For the Mushroom Ragu

  • 1 whole White Onion
  • 2 Garlic Cloves
  • 500 g Chanterelle Mushrooms
  • 1/4 cup Soy Cuisine
  • 3 tbsp Nutritional Yeast
  • 1 tsp Salt
  • 1/2 tsp Pepper
  • 1 tbsp Fresh Thyme

Instructions

For the Polenta

  • Check out the instructions on the package before you start cooking as the cornmeal used will dictate the cooking time and the amount of liquid needed. 
  • In a large pot, according to the instructions bring the required amount of water to a boil.
  • Add in the salt.
  • Sprinkle the Polenta into the pot. Use a wooden spoon to stir it into the water. The polenta and water should form a paste after about 2 minutes.
  • Keep stirring it with a spoon for about 10 minutes or until the texture is creamy and the individual grains are soft.

For the Mushroom Ragu

  • Wash and prepare your veggies. Dice the White Onion and mince Garlic.
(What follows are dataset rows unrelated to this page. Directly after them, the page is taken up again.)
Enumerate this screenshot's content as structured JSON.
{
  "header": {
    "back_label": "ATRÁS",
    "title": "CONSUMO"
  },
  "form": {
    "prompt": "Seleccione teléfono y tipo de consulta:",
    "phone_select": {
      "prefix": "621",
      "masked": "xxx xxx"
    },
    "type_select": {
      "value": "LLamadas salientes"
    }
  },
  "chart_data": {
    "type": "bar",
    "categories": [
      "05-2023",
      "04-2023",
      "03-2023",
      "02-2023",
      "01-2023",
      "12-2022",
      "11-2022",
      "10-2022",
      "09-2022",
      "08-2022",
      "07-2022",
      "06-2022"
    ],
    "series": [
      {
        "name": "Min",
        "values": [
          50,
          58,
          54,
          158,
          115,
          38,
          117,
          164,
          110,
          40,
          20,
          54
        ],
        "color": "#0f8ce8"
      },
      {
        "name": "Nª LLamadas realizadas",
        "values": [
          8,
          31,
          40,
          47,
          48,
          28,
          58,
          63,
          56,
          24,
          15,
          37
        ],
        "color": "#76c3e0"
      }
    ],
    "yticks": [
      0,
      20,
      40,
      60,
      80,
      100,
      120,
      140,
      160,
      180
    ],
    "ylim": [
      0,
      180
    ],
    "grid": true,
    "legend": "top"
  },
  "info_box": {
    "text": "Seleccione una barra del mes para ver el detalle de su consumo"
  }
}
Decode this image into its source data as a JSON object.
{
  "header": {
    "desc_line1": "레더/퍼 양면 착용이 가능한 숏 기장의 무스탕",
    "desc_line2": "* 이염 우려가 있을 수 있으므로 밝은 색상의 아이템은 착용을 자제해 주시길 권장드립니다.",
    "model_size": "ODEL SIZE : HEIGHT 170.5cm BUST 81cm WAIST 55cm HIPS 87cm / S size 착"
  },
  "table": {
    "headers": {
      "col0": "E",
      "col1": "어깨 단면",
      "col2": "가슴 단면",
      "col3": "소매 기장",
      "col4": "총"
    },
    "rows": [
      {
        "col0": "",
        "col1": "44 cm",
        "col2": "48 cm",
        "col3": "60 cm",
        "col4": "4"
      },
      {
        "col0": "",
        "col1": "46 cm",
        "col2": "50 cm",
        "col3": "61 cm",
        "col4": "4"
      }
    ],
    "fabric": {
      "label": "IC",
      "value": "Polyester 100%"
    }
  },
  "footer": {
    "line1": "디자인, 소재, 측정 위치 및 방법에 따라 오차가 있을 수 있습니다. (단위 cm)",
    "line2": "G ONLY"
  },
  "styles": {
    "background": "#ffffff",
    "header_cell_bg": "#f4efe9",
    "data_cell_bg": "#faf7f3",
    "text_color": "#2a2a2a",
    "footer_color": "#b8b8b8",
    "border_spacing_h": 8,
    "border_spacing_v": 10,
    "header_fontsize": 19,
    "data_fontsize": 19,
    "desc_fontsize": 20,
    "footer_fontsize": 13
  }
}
Slice the Chanterelle Mushrooms.
  • Pre-heat a nonstick skillet to medium-high heat. Add 2 tablespoons of water or oil to the pan. Then add in the diced White Onion and minced Garlic. Sauté over medium heat until translucent, about 3 minutes.
  • Using the same skillet, add in the Chanterelle Mushrooms. Sauté for 5 more minutes.
  • Stir in the Soy Cuisine. Add in the Nutritional Yeast, Salt and Pepper. Stir until the ingredients have combined properly.
  • Let it simmer for a few more minutes or until the sauce has thickened noticeably.
  • Turn off the heat. Divide the Mushroom Ragu evenly into two bowls. Garnish with Fresh Thyme and serve with the prepared Polenta. Enjoy!